I stopped paying to read the FT many years ago. The WSJ Europe is better value and provides real investigative reporting (not to mention that wacky reactionary op-ed page).
But now I think the FT's editors have really lost their way. (I'm picking on the editors because I assume they write the headlines and lead paragraph of stories ultimately published.)
In the March 1 print edition, the FT ran a headline "UK venture capitalists to get state bail-out" (see on search page here). The same article appeared in the online edition under "IIF to throw entrepreneurs £200m lifeline", which is rather more accurate.
The article describes a new EU facility designed to encourage investment in UK-based start-ups, and disingenuously positions this as a 'bail-out' of either VCs or entrepreneurs (depending on which edition you read). This spin on the story was presumably meant to pre-empt populist competition from the headline writers at the Daily Mail?
I've written about the misguided genesis of this Gordon Brown project here, and Fred Destin provides good perspective in his critique of the project here. The debate the FT should be covering is whether government-directed funds are at all effective in fostering innovation. But instead the FT does little more than re-tweet this yet-another-bail-out story.
The facts. The IIF is an investment vehicle funded 50:50 by the European Investment Fund (EIF) and the UK government. As such it is identical to other such facilities that have been run by the EIF in Germany (€500m!), Portugal, Spain, France, Turkey and other countries for many years. These are part of an ongoing programme originated by the European Investment Bank (EIB), worth billions of euros, to support innovation and small company formation.
In this context, the UK IIF is simply another European project that is meant to increase the availability of financing for early-stage businesses, which allegedly face an 'equity gap'.

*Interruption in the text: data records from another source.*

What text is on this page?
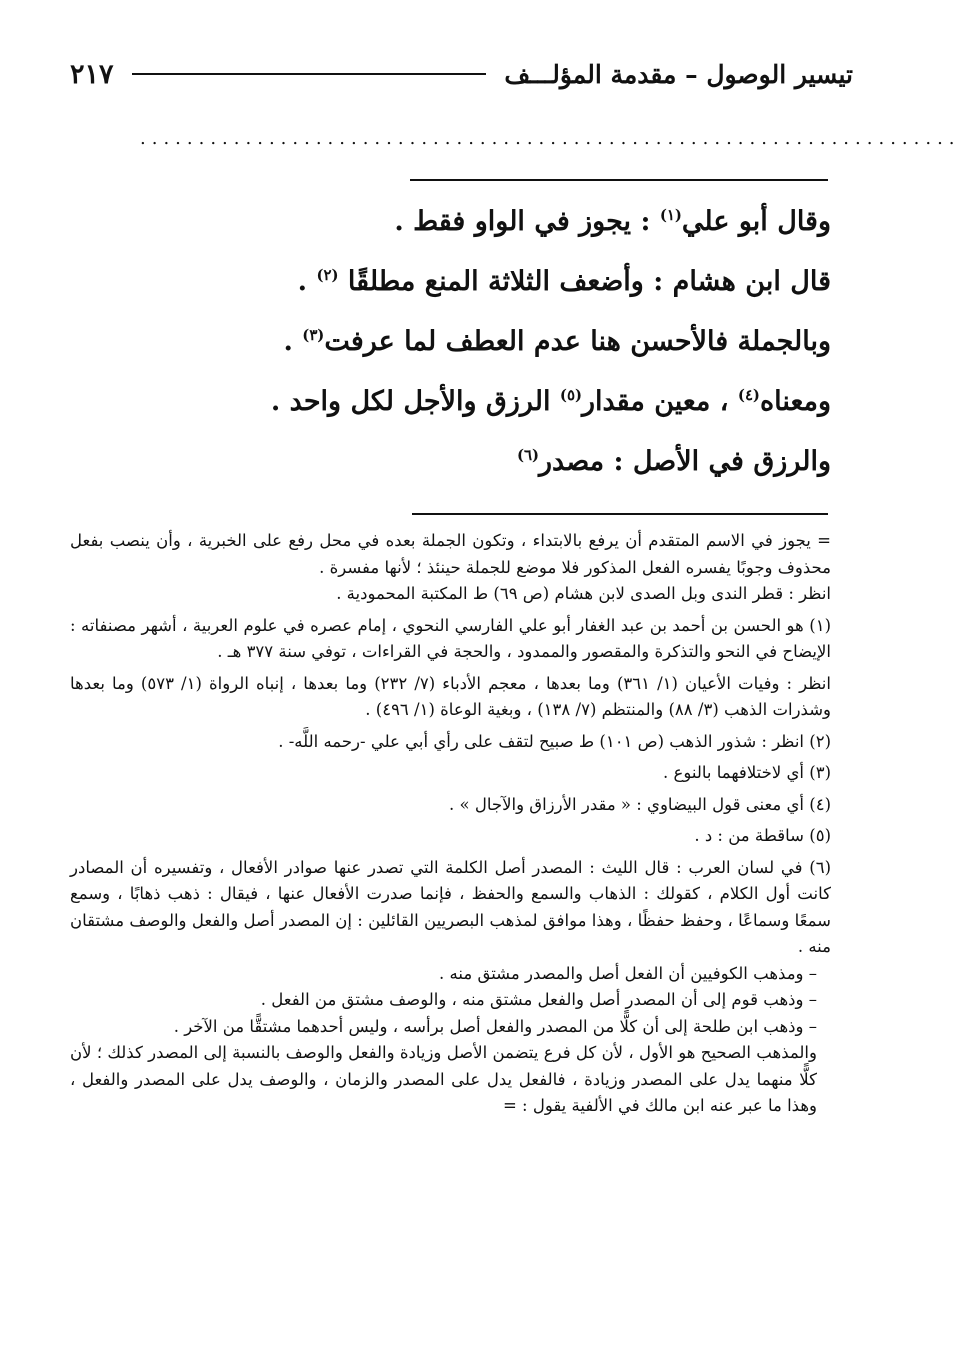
تيسير الوصول – مقدمة المؤلـــف
٢١٧
......................................................................
وقال أبو علي$^{(١)}$ : يجوز في الواو فقط .
قال ابن هشام : وأضعف الثلاثة المنع مطلقًا $^{(٢)}$ .
وبالجملة فالأحسن هنا عدم العطف لما عرفت$^{(٣)}$ .
ومعناه$^{(٤)}$ ، معين مقدار$^{(٥)}$ الرزق والأجل لكل واحد .
والرزق في الأصل : مصدر$^{(٦)}$

= يجوز في الاسم المتقدم أن يرفع بالابتداء ، وتكون الجملة بعده في محل رفع على الخبرية ، وأن ينصب بفعل محذوف وجوبًا يفسره الفعل المذكور فلا موضع للجملة حينئذ ؛ لأنها مفسرة .

انظر : قطر الندى وبل الصدى لابن هشام (ص ٦٩) ط المكتبة المحمودية .

(١) هو الحسن بن أحمد بن عبد الغفار أبو علي الفارسي النحوي ، إمام عصره في علوم العربية ، أشهر مصنفاته : الإيضاح في النحو والتذكرة والمقصور والممدود ، والحجة في القراءات ، توفي سنة ٣٧٧ هـ .

انظر : وفيات الأعيان (١/ ٣٦١) وما بعدها ، معجم الأدباء (٧/ ٢٣٢) وما بعدها ، إنباه الرواة (١/ ٥٧٣) وما بعدها وشذرات الذهب (٣/ ٨٨) والمنتظم (٧/ ١٣٨) ، وبغية الوعاة (١/ ٤٩٦) .

(٢) انظر : شذور الذهب (ص ١٠١) ط صبيح لتقف على رأي أبي علي -رحمه اللَّه- .

(٣) أي لاختلافهما بالنوع .

(٤) أي معنى قول البيضاوي : « مقدر الأرزاق والآجال » .

(٥) ساقطة من : د .

(٦) في لسان العرب : قال الليث : المصدر أصل الكلمة التي تصدر عنها صوادر الأفعال ، وتفسيره أن المصادر كانت أول الكلام ، كقولك : الذهاب والسمع والحفظ ، فإنما صدرت الأفعال عنها ، فيقال : ذهب ذهابًا ، وسمع سمعًا وسماعًا ، وحفظ حفظًا ، وهذا موافق لمذهب البصريين القائلين : إن المصدر أصل والفعل والوصف مشتقان منه .

– ومذهب الكوفيين أن الفعل أصل والمصدر مشتق منه .

– وذهب قوم إلى أن المصدر أصل والفعل مشتق منه ، والوصف مشتق من الفعل .

– وذهب ابن طلحة إلى أن كلًّا من المصدر والفعل أصل برأسه ، وليس أحدهما مشتقًّا من الآخر .

والمذهب الصحيح هو الأول ، لأن كل فرع يتضمن الأصل وزيادة والفعل والوصف بالنسبة إلى المصدر كذلك ؛ لأن كلًّا منهما يدل على المصدر وزيادة ، فالفعل يدل على المصدر والزمان ، والوصف يدل على المصدر والفعل ، وهذا ما عبر عنه ابن مالك في الألفية يقول : =
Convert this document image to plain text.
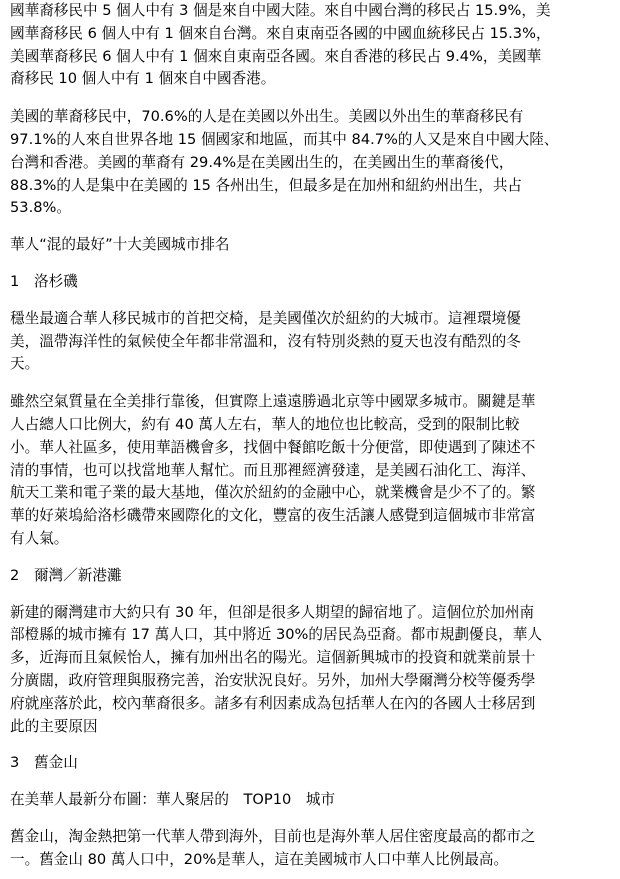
國華裔移民中 5 個人中有 3 個是來自中國大陸。來自中國台灣的移民占 15.9%，美
國華裔移民 6 個人中有 1 個來自台灣。來自東南亞各國的中國血統移民占 15.3%，
美國華裔移民 6 個人中有 1 個來自東南亞各國。來自香港的移民占 9.4%，美國華
裔移民 10 個人中有 1 個來自中國香港。
美國的華裔移民中，70.6%的人是在美國以外出生。美國以外出生的華裔移民有
97.1%的人來自世界各地 15 個國家和地區，而其中 84.7%的人又是來自中國大陸、
台灣和香港。美國的華裔有 29.4%是在美國出生的，在美國出生的華裔後代，
88.3%的人是集中在美國的 15 各州出生，但最多是在加州和紐約州出生，共占
53.8%。
華人“混的最好”十大美國城市排名
1 洛杉磯
穩坐最適合華人移民城市的首把交椅，是美國僅次於紐約的大城市。這裡環境優
美，溫帶海洋性的氣候使全年都非常溫和，沒有特別炎熱的夏天也沒有酷烈的冬
天。
雖然空氣質量在全美排行靠後，但實際上遠遠勝過北京等中國眾多城市。關鍵是華
人占總人口比例大，約有 40 萬人左右，華人的地位也比較高，受到的限制比較
小。華人社區多，使用華語機會多，找個中餐館吃飯十分便當，即使遇到了陳述不
清的事情，也可以找當地華人幫忙。而且那裡經濟發達，是美國石油化工、海洋、
航天工業和電子業的最大基地，僅次於紐約的金融中心，就業機會是少不了的。繁
華的好萊塢給洛杉磯帶來國際化的文化，豐富的夜生活讓人感覺到這個城市非常富
有人氣。
2 爾灣／新港灘
新建的爾灣建市大約只有 30 年，但卻是很多人期望的歸宿地了。這個位於加州南
部橙縣的城市擁有 17 萬人口，其中將近 30%的居民為亞裔。都市規劃優良，華人
多，近海而且氣候怡人，擁有加州出名的陽光。這個新興城市的投資和就業前景十
分廣闊，政府管理與服務完善，治安狀況良好。另外，加州大學爾灣分校等優秀學
府就座落於此，校內華裔很多。諸多有利因素成為包括華人在內的各國人士移居到
此的主要原因
3 舊金山
在美華人最新分布圖：華人聚居的　TOP10　城市
舊金山，淘金熱把第一代華人帶到海外，目前也是海外華人居住密度最高的都市之
一。舊金山 80 萬人口中，20%是華人，這在美國城市人口中華人比例最高。
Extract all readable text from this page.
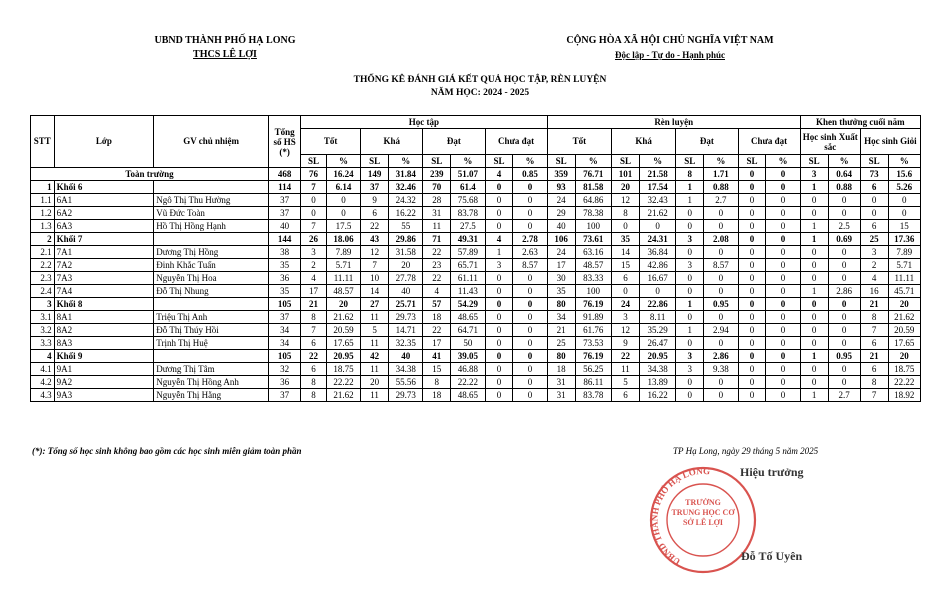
UBND THÀNH PHỐ HẠ LONG
THCS LÊ LỢI
CỘNG HÒA XÃ HỘI CHỦ NGHĨA VIỆT NAM
Độc lập - Tự do - Hạnh phúc
THỐNG KÊ ĐÁNH GIÁ KẾT QUẢ HỌC TẬP, RÈN LUYỆN
NĂM HỌC: 2024 - 2025
STT	Lớp	GV chủ nhiệm	Tổng số HS (*)	Học tập								Rèn luyện								Khen thưởng cuối năm			
				Tốt		Khá		Đạt		Chưa đạt		Tốt		Khá		Đạt		Chưa đạt		Học sinh Xuất sắc		Học sinh Giỏi	
				SL	%	SL	%	SL	%	SL	%	SL	%	SL	%	SL	%	SL	%	SL	%	SL	%
Toàn trường			468	76	16.24	149	31.84	239	51.07	4	0.85	359	76.71	101	21.58	8	1.71	0	0	3	0.64	73	15.6
1	Khối 6		114	7	6.14	37	32.46	70	61.4	0	0	93	81.58	20	17.54	1	0.88	0	0	1	0.88	6	5.26
1.1	6A1	Ngô Thị Thu Hường	37	0	0	9	24.32	28	75.68	0	0	24	64.86	12	32.43	1	2.7	0	0	0	0	0	0
1.2	6A2	Vũ Đức Toàn	37	0	0	6	16.22	31	83.78	0	0	29	78.38	8	21.62	0	0	0	0	0	0	0	0
1.3	6A3	Hồ Thị Hồng Hạnh	40	7	17.5	22	55	11	27.5	0	0	40	100	0	0	0	0	0	0	1	2.5	6	15
2	Khối 7		144	26	18.06	43	29.86	71	49.31	4	2.78	106	73.61	35	24.31	3	2.08	0	0	1	0.69	25	17.36
2.1	7A1	Dương Thị Hồng	38	3	7.89	12	31.58	22	57.89	1	2.63	24	63.16	14	36.84	0	0	0	0	0	0	3	7.89
2.2	7A2	Đinh Khắc Tuấn	35	2	5.71	7	20	23	65.71	3	8.57	17	48.57	15	42.86	3	8.57	0	0	0	0	2	5.71
2.3	7A3	Nguyễn Thị Hoa	36	4	11.11	10	27.78	22	61.11	0	0	30	83.33	6	16.67	0	0	0	0	0	0	4	11.11
2.4	7A4	Đỗ Thị Nhung	35	17	48.57	14	40	4	11.43	0	0	35	100	0	0	0	0	0	0	1	2.86	16	45.71
3	Khối 8		105	21	20	27	25.71	57	54.29	0	0	80	76.19	24	22.86	1	0.95	0	0	0	0	21	20
3.1	8A1	Triệu Thị Anh	37	8	21.62	11	29.73	18	48.65	0	0	34	91.89	3	8.11	0	0	0	0	0	0	8	21.62
3.2	8A2	Đỗ Thị Thúy Hồi	34	7	20.59	5	14.71	22	64.71	0	0	21	61.76	12	35.29	1	2.94	0	0	0	0	7	20.59
3.3	8A3	Trịnh Thị Huệ	34	6	17.65	11	32.35	17	50	0	0	25	73.53	9	26.47	0	0	0	0	0	0	6	17.65
4	Khối 9		105	22	20.95	42	40	41	39.05	0	0	80	76.19	22	20.95	3	2.86	0	0	1	0.95	21	20
4.1	9A1	Dương Thị Tâm	32	6	18.75	11	34.38	15	46.88	0	0	18	56.25	11	34.38	3	9.38	0	0	0	0	6	18.75
4.2	9A2	Nguyễn Thị Hồng Anh	36	8	22.22	20	55.56	8	22.22	0	0	31	86.11	5	13.89	0	0	0	0	0	0	8	22.22
4.3	9A3	Nguyễn Thị Hằng	37	8	21.62	11	29.73	18	48.65	0	0	31	83.78	6	16.22	0	0	0	0	1	2.7	7	18.92
(*): Tổng số học sinh không bao gồm các học sinh miễn giảm toàn phần	TP Hạ Long, ngày 29 tháng 5 năm 2025
UBND THÀNH PHỐ HẠ LONG
TRƯỜNG TRUNG HỌC CƠ SỞ LÊ LỢI
Hiệu trưởng
Đỗ Tố Uyên
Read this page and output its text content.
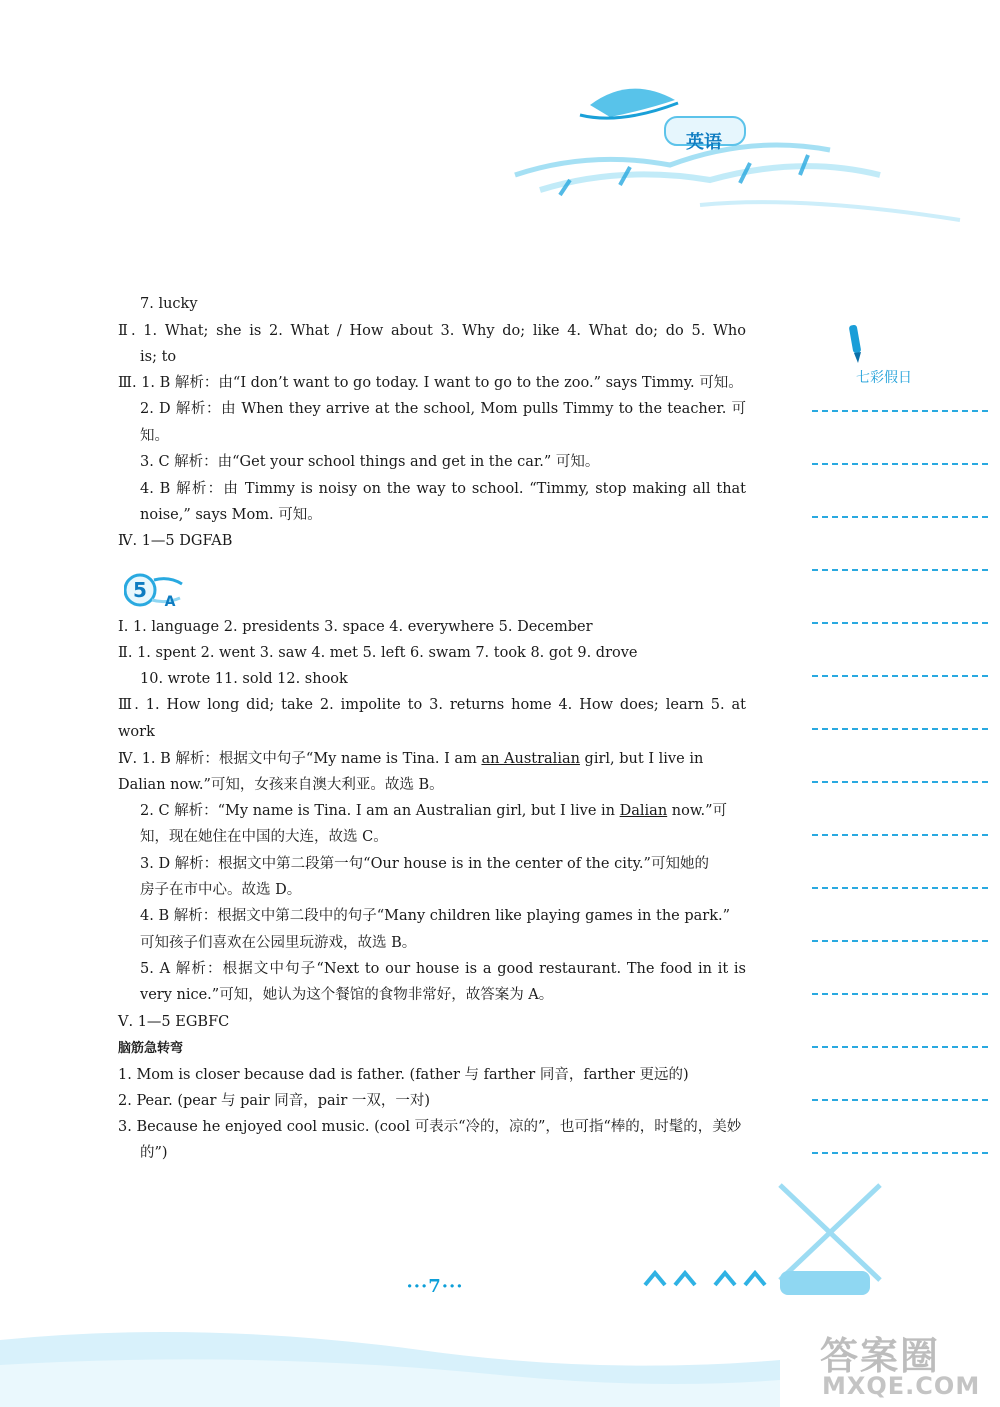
英语
七彩假日
7. lucky
Ⅱ. 1. What; she is 2. What / How about 3. Why do; like 4. What do; do 5. Who
is; to
Ⅲ. 1. B 解析：由“I don’t want to go today. I want to go to the zoo.” says Timmy. 可知。
2. D 解析：由 When they arrive at the school, Mom pulls Timmy to the teacher. 可
知。
3. C 解析：由“Get your school things and get in the car.” 可知。
4. B 解析：由 Timmy is noisy on the way to school. “Timmy, stop making all that
noise,” says Mom. 可知。
Ⅳ. 1—5 DGFAB
5 A
Ⅰ. 1. language 2. presidents 3. space 4. everywhere 5. December
Ⅱ. 1. spent 2. went 3. saw 4. met 5. left 6. swam 7. took 8. got 9. drove
10. wrote 11. sold 12. shook
Ⅲ. 1. How long did; take 2. impolite to 3. returns home 4. How does; learn 5. at
work
Ⅳ. 1. B 解析：根据文中句子“My name is Tina. I am an Australian girl, but I live in
Dalian now.”可知，女孩来自澳大利亚。故选 B。
2. C 解析：“My name is Tina. I am an Australian girl, but I live in Dalian now.”可
知，现在她住在中国的大连，故选 C。
3. D 解析：根据文中第二段第一句“Our house is in the center of the city.”可知她的
房子在市中心。故选 D。
4. B 解析：根据文中第二段中的句子“Many children like playing games in the park.”
可知孩子们喜欢在公园里玩游戏，故选 B。
5. A 解析：根据文中句子“Next to our house is a good restaurant. The food in it is
very nice.”可知，她认为这个餐馆的食物非常好，故答案为 A。
Ⅴ. 1—5 EGBFC
脑筋急转弯
1. Mom is closer because dad is father. (father 与 farther 同音，farther 更远的)
2. Pear. (pear 与 pair 同音，pair 一双，一对)
3. Because he enjoyed cool music. (cool 可表示“冷的，凉的”，也可指“棒的，时髦的，美妙
的”)
···7···
答案圈
MXQE.COM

The fund will participate in existing regional and smaller venture funds, who will have more capital to invest than they otherwise would have. Unlike banks who received equity injections to shore up their balance sheets and to encourage more lending, VCs do not have the option of sitting on the extra capital -- they have to deploy it. It sits in funds, not on balance sheets. The beneficiaries are start-ups across the country, who may stay alive longer and end up employing more people.
Ultimately the government's policy objective is probably to maintain or increase employment. This vehicle is likely to be a highly inefficient way of going about it.
But characterising this as a state bail-out of the UK VC sector is misleading, and represents low-brow low-effort journalism from an outfit that should know, and do, better.